Harusnya dimaknai, “Sesungguhnya yang takut kepada Allah di antara hamba-hamba-Nya, hanyalah ulama”. Menjadi “Sesungguhnya Allah takut terhadap ulama”.
Kesalahan itu bisa terjadi karena penggunaan “harakat” yang tidak tepat. Bagi Anda yang kurang akrab dengan bahasa Arab, perlu diketahui bahwa peletakan harakat yang salah bisa menimbulkan kesalahan makna. Kata yang semestinya menjadi subyek bisa berubah menjadi obyek.
Nah, mendengar orang-orang salah memaknai Al Qur’an itu, para ahli lantas merumuskan Nahwu. Menandai mana kata yang menempati posisi “subyek” dan mana yang “obyek”. Mirip dengan pelajaran SPOK bahasa Indonesia. Lalu menjadi sebuah disiplin ilmu yang akrab di telinga pembelajar bahasa Arab.

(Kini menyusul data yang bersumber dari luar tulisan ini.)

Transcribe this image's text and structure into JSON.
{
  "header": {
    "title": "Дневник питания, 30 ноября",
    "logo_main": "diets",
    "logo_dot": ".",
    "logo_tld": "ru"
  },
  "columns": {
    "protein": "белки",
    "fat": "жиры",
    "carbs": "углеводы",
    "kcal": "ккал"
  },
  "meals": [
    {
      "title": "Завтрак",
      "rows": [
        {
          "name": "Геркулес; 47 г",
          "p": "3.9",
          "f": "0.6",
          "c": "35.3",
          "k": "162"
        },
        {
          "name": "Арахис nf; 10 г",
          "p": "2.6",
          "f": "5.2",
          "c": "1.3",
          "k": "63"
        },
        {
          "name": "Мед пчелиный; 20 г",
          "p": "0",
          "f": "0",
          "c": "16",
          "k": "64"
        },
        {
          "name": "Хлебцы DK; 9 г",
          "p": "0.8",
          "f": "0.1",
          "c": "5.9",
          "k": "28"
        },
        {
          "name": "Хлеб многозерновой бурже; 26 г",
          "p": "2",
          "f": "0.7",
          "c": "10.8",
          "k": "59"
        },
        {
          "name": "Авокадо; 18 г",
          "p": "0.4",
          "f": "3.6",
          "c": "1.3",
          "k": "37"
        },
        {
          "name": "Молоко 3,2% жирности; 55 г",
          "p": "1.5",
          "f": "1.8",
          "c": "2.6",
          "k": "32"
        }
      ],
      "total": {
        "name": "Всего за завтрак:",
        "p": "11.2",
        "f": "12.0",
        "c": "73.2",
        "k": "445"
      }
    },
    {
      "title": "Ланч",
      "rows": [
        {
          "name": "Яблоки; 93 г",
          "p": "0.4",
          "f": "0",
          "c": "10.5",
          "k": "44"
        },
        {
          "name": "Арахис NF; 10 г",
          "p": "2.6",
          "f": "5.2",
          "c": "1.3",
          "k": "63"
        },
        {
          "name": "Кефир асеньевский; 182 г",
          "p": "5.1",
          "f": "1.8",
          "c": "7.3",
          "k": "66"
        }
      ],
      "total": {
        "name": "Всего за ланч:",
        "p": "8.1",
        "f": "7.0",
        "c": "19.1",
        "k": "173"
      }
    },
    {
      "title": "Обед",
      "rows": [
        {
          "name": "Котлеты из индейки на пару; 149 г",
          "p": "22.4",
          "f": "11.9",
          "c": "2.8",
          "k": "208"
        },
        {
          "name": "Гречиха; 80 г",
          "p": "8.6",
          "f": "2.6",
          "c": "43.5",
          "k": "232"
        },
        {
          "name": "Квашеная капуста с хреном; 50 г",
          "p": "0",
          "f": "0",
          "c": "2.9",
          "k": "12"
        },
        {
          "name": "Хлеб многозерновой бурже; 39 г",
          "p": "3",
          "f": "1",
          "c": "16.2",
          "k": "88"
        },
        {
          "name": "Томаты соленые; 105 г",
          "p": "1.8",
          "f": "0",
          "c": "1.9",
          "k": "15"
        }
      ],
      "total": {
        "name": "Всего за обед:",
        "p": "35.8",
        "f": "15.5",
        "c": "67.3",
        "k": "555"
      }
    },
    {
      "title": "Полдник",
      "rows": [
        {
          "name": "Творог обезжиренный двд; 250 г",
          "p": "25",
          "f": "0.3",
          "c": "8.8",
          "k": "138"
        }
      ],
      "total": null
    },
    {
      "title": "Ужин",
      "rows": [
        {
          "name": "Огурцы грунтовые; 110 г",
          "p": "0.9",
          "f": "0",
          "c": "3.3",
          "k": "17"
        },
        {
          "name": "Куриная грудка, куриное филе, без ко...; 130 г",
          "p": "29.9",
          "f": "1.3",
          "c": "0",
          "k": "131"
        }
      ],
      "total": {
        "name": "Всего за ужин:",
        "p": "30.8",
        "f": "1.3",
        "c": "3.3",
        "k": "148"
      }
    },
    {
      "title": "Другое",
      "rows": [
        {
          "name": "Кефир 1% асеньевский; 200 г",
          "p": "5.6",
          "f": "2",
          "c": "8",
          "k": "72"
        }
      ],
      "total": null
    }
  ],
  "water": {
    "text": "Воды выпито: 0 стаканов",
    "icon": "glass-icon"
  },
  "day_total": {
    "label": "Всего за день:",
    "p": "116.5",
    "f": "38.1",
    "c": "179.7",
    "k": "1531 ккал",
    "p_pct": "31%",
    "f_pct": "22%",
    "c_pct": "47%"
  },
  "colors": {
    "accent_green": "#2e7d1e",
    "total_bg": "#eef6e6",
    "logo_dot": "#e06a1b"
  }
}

Sebelumnya cerita ini jadi misteri bagi saya. Hla kok bisa, orang menganggap Allah itu takut pada ulama? Masa’ dicerna pakai hati saja tidak cukup? Masa’ ilmu Nahwu sampai harus turun tangan?
Akhirnya, misteri tersebut terkuak. Lagi-lagi berkat Gus Nur.
Ternyata pemaknaan terhadap Al Qur’an itu memang butuh ilmu “alat”. Butuh modal pengetahuan akan Nahwu dan tetek bengeknya. Butuh ilmu yang bisa mengurai mana pembuka kalimat dan mana akhir kalimat. Butuh ilmu untuk tentukan siyaq atau konteks kalimat.
Memaknai Al Qur’an ternyata tidak cukup dengan membaca terjemahan. Kadang terjemahannya sudah betul tapi “cocoklogi”nya yang salah. Gus Nur membuktikan itu semua.
Tingkah Gus Nur itulah yang membuat saya meyakini bahwa cerita soal salah makna Al Qur’an di atas adalah sahih. Kini saya bisa tidur dengan tenang.